Indian Computing Olympiad

Games and strategies

Solving finite games

The bottom up computation in the Bead Necklace game corresponds to the following top down analysis, which applies for any game that has a finite number of positions.

There are two players 0 and 1. The game is described as a game graph. The vertices are the positions and each position of the game is labelled 0 or 1 depending on which player moves at that position. The edges describe how the game can evolve from one position to another.

We label some of the positions as winning for player 0 — let this set be G. If the game ever reached G, player 0 wins. Otherwise, player 1 wins. (If the game graph is a dag, all plays will end in a sink state, so we just label the sink states as winning for 0/1, as in the Pearls game.)

Let W0 denote the set of positions from which player 0 can win in at most n moves. W0 is G, since, if the game is in a position in G, player 0 has already won.

We now calculate W1.

• Consider any state s labelled 0 from which there is at least outgoing edge to t in W. Then, 0 can move into W = W0 and win, so s belongs to W1.
• Symmetrically, consider any state s labelled 1 from which all outgoing edges lead to W. Then, 1 is forced to move into W = W0 where 0 wins, so t belongs to W1.

In general, let Wi be the set of positions from where player 0 is guaranteed to win in i moves.
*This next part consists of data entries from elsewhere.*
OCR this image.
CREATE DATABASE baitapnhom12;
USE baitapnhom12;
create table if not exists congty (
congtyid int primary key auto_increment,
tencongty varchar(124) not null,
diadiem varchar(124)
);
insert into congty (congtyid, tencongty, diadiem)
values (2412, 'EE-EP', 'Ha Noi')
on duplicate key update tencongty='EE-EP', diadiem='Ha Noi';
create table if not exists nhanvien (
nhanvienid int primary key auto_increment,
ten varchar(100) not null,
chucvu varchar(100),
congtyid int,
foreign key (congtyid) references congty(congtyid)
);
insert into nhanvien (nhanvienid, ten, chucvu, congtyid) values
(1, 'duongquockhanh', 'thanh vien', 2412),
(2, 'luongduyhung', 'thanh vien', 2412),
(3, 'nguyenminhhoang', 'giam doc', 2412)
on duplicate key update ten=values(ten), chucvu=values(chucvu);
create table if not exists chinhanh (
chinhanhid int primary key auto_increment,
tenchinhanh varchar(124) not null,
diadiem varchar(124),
We can calculate W{i+1}.

• Consider any state s labelled 0 from which there is at least outgoing edge to t in Wi. Then, 0 can move into Wi and win in i moves, so s belongs to W{i+1}.
• Symmetrically, consider any state s labelled 1 from which all outgoing edges lead to some Wj, for j ≤ i. Then, 1 is forced to move into Wj from where 0 wins in j moves, so t belongs to W{i+1}.

Notice that W0 is included in W1 is included in W2 ... Since the game graph has only n positions, for some i, we must have Wi = W{i+1}. In particular, we must stop when we reach W{n-1} because we cannot add more than n-1 new nodes to the original set W0.

Let W the final winning set for 0 — that is, W = Wi such that Wi = W{i+1}.

Claim:

1. If the game starts in W, player 0 always wins.
2. If the game starts outside W, player 1 always wins.

Proof:

1. If the game starts in W, player 1 cannot move the game outside W. Player 0 can not only stay in W but also "decrease the rank" — that is, move from Wi to W{i-1}. So, after some time, the game must reach W0 where player 0 wins.
2. On the other hand, if the game starts outside W, player 0 cannot move the game to within W and player 1 can always keep the game outside W. Since player 0 can never reach G, player 1 must win.

How do we compute these quantities?

Naively, this can be done in O(nm) time — we have to compute sets W1,...,X{n-1} and we scan all edges in each iteration.

However, with some care, we can do it in O(m) time.

Hint: Keep a count at each neighbour of how many good neighbours it has. Initialize this count to 0. When you add a node to W, notify all your incoming neighbours that you are good (increment their good neighbour count).

• To classify a 0 vertex as good, check if its good count is nonzero.
• To classify a 1 vertex as good, check if its good count is equal to its degree.

This can be done in linear time, like BFS.